Air Force picks San Antonio to centralize its base support functions

L ast July, the Air Force announced it would be moving toward an enterprise approach for several of its management functions as part of a major restructuring effort that also called for a downsizing of the civilian workforce.

As part of the shakeup, the service decided to create a single organization in charge of providing support functions on its military bases around the world, rather than letting major commands handle things themselves. But that organization hasn’t had a full staff or a permanent headquarters until now.

The new Installation and Mission Support Center will be based at Joint Base San Antonio, the Air Force announced this week — disappointing other contenders in the communities around Scott AFB in Illinois, Joint Base Langley-Eustis in Virginia and Wright-Patterson AFB in Ohio.

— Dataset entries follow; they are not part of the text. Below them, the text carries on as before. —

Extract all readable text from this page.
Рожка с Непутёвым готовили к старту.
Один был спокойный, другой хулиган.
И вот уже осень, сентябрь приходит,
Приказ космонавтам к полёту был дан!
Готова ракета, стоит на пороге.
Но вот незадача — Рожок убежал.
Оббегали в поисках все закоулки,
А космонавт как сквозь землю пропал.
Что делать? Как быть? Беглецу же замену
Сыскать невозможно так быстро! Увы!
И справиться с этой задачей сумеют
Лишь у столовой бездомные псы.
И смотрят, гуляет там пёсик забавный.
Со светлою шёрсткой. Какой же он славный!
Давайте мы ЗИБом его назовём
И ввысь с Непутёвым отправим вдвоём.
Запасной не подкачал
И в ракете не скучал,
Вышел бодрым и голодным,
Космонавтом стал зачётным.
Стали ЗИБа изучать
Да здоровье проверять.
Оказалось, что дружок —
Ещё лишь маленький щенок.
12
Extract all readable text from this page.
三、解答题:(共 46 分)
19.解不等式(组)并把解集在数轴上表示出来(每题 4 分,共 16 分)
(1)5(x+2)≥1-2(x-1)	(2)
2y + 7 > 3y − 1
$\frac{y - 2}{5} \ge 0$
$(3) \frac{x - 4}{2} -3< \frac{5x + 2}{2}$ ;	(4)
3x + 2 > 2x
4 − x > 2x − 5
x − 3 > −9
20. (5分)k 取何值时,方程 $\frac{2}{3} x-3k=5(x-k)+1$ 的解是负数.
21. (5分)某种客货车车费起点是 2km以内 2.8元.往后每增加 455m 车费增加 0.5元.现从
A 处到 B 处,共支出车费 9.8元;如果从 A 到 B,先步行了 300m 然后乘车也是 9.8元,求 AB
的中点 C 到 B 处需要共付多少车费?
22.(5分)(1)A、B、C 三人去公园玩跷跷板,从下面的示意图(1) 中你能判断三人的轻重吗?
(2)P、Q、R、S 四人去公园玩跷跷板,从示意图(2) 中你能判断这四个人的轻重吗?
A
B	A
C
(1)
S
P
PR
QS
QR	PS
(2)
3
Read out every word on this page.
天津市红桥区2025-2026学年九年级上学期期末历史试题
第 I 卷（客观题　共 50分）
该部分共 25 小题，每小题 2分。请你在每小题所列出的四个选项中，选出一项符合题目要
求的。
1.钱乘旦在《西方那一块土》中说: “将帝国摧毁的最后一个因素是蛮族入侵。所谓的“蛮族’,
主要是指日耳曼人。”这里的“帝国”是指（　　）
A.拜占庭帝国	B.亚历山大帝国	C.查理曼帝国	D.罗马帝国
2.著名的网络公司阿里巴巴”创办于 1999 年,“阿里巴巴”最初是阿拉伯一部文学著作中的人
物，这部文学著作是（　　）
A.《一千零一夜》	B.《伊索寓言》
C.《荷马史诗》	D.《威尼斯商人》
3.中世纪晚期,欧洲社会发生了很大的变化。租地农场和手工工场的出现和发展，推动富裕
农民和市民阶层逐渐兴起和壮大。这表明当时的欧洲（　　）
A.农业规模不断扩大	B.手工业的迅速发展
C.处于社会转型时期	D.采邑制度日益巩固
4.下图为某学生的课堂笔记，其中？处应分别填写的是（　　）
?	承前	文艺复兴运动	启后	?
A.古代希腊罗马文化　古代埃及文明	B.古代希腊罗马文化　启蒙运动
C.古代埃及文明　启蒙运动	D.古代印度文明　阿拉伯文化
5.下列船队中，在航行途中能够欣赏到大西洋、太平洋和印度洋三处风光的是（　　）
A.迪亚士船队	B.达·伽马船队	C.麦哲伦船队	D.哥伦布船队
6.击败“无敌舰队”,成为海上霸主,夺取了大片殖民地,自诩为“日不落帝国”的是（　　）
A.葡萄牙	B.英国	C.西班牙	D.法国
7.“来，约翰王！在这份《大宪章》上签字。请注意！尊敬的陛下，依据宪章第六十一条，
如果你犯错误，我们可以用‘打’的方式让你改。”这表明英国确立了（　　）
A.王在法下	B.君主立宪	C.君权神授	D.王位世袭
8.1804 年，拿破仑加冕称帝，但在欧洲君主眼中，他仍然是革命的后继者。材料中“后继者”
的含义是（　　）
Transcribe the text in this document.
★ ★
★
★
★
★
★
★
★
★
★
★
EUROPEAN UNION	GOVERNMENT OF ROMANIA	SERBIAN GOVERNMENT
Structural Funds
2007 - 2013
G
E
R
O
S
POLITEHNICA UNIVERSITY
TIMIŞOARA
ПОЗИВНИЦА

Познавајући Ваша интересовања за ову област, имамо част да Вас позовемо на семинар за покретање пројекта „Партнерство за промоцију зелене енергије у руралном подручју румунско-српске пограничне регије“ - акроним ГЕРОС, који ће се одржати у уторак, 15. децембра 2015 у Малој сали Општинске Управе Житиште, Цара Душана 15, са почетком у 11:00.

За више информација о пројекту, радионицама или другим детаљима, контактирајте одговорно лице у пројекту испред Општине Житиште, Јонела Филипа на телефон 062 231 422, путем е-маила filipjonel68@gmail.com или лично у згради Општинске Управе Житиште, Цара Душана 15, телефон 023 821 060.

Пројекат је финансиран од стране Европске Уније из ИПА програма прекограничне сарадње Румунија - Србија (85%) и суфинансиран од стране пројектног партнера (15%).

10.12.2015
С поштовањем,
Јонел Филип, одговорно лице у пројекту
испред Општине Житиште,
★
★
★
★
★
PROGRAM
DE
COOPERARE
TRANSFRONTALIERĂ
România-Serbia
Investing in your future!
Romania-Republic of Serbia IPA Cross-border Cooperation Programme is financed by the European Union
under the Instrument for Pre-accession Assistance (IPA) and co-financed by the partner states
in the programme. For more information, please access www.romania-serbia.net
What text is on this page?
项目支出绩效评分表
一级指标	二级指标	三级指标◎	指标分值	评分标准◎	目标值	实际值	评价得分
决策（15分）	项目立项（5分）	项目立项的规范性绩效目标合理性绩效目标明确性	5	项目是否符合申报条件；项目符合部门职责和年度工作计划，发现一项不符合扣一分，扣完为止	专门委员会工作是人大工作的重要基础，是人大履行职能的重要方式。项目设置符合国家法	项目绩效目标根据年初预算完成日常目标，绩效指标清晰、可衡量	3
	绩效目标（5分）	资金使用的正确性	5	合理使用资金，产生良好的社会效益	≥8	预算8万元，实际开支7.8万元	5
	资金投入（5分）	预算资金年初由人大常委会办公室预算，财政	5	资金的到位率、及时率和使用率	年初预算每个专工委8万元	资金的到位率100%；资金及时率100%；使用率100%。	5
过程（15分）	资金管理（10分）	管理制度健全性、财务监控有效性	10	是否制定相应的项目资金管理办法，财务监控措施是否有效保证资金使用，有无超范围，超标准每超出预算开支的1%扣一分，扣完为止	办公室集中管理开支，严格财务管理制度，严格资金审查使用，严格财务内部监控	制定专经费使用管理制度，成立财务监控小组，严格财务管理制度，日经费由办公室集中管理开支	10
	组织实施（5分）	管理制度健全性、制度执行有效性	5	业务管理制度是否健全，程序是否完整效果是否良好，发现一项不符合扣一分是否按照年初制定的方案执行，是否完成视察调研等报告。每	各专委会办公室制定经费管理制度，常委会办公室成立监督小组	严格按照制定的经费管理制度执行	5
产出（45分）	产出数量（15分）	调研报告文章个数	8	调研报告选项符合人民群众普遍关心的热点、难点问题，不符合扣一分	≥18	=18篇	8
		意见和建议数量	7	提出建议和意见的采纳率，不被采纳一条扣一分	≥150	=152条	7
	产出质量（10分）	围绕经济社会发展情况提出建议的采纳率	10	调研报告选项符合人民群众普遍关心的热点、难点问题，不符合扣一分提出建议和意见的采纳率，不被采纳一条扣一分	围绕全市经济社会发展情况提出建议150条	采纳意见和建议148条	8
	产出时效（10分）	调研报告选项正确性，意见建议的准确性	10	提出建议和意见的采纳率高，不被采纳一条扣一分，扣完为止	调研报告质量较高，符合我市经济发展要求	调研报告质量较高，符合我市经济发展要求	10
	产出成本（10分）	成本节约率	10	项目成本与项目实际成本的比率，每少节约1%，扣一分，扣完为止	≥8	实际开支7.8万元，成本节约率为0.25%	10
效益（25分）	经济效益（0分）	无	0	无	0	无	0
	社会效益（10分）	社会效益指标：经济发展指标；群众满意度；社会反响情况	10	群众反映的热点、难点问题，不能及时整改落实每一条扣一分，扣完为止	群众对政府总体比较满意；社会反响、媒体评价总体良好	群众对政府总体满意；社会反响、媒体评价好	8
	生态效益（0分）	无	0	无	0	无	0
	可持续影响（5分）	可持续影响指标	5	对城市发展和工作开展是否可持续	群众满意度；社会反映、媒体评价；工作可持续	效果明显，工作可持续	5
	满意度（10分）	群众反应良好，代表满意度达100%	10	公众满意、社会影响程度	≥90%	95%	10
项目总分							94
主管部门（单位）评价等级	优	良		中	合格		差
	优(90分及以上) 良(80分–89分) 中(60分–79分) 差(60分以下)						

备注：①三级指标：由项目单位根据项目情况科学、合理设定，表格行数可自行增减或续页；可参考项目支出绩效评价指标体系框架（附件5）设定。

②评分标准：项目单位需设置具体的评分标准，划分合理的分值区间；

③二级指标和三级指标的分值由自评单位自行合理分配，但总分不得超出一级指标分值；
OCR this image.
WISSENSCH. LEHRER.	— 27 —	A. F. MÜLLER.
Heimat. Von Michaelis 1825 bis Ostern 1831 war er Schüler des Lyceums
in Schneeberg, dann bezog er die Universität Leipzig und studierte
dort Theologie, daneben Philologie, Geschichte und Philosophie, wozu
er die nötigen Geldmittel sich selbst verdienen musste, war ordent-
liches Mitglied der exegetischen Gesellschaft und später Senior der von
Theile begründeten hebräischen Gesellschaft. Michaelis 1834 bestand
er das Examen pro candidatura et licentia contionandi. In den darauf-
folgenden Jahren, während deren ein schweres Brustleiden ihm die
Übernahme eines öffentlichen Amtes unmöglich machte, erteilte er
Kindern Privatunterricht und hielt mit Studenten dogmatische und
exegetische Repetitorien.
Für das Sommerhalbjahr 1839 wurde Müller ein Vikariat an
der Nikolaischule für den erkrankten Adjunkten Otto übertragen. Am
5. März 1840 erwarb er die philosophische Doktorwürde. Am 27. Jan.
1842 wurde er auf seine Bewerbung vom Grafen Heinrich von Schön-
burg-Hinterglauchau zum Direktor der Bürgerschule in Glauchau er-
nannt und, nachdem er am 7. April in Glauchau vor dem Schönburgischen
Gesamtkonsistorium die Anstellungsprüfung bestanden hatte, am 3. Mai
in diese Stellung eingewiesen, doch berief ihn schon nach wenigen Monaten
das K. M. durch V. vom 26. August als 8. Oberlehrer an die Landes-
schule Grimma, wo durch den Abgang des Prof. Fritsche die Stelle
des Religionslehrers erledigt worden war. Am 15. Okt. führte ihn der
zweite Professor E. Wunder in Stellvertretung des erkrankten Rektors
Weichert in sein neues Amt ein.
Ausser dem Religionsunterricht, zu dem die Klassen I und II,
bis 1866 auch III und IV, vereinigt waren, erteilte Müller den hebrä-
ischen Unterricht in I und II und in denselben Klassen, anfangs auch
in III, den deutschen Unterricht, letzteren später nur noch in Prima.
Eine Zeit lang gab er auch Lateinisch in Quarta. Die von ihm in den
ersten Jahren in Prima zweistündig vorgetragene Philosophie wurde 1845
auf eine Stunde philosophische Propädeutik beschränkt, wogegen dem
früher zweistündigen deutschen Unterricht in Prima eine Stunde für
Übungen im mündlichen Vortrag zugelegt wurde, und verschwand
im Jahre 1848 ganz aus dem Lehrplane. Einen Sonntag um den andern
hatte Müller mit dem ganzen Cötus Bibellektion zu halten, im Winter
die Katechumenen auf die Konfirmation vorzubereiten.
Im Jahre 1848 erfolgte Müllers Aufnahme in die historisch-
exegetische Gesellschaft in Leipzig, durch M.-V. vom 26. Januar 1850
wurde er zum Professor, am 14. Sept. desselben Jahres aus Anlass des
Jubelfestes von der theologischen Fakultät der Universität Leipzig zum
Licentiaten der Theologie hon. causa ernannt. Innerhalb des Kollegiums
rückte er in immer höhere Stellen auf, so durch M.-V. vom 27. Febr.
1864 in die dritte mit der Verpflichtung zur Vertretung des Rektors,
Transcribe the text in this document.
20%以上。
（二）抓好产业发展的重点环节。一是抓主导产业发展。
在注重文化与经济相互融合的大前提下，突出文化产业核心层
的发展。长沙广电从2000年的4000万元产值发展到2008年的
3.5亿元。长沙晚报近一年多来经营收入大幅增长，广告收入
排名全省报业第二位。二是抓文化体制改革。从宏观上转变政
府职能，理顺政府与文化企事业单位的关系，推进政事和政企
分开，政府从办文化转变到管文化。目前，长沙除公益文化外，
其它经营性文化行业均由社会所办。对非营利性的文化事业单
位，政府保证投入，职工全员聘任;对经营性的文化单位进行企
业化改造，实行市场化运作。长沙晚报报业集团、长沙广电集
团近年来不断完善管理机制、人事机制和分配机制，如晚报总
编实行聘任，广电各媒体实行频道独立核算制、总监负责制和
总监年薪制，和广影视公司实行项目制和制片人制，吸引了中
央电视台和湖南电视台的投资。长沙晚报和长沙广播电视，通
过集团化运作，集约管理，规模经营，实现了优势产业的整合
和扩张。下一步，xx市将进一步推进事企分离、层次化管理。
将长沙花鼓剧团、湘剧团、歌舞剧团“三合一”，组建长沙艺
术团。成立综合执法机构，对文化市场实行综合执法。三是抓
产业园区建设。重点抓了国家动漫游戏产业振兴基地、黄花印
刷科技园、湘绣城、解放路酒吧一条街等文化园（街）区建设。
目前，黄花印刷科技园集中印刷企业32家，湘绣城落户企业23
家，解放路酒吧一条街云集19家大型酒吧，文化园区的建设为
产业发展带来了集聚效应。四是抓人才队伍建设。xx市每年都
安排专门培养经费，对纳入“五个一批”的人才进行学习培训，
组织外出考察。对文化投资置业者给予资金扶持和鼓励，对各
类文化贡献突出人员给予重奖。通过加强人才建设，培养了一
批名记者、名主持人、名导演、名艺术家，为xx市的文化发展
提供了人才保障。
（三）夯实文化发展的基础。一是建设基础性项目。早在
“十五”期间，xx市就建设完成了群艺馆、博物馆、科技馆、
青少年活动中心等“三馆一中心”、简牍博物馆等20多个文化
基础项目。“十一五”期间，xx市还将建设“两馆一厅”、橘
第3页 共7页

Part of the rationale, the Air Force said Thursday, was that about half of the employees who will work under the new center’s chain of command are already based at San Antonio. Roughly 350 other positions in other parts of the country will be relocated to Texas, but the transition will take time: the Air Force doesn’t expect all of the new headquarters staff to be in place until fall 2016.

The Air Force created the center in response to Defense Secretary Chuck Hagel’s directive to reduce DoD-wide headquarters staff levels by 20 percent. It will try to centralize several functions that the Air Force felt were being handled redundantly and inefficiently by major commands around the country, including civil engineering, policing, contracting for base services, morale programs and military pay and accounting support.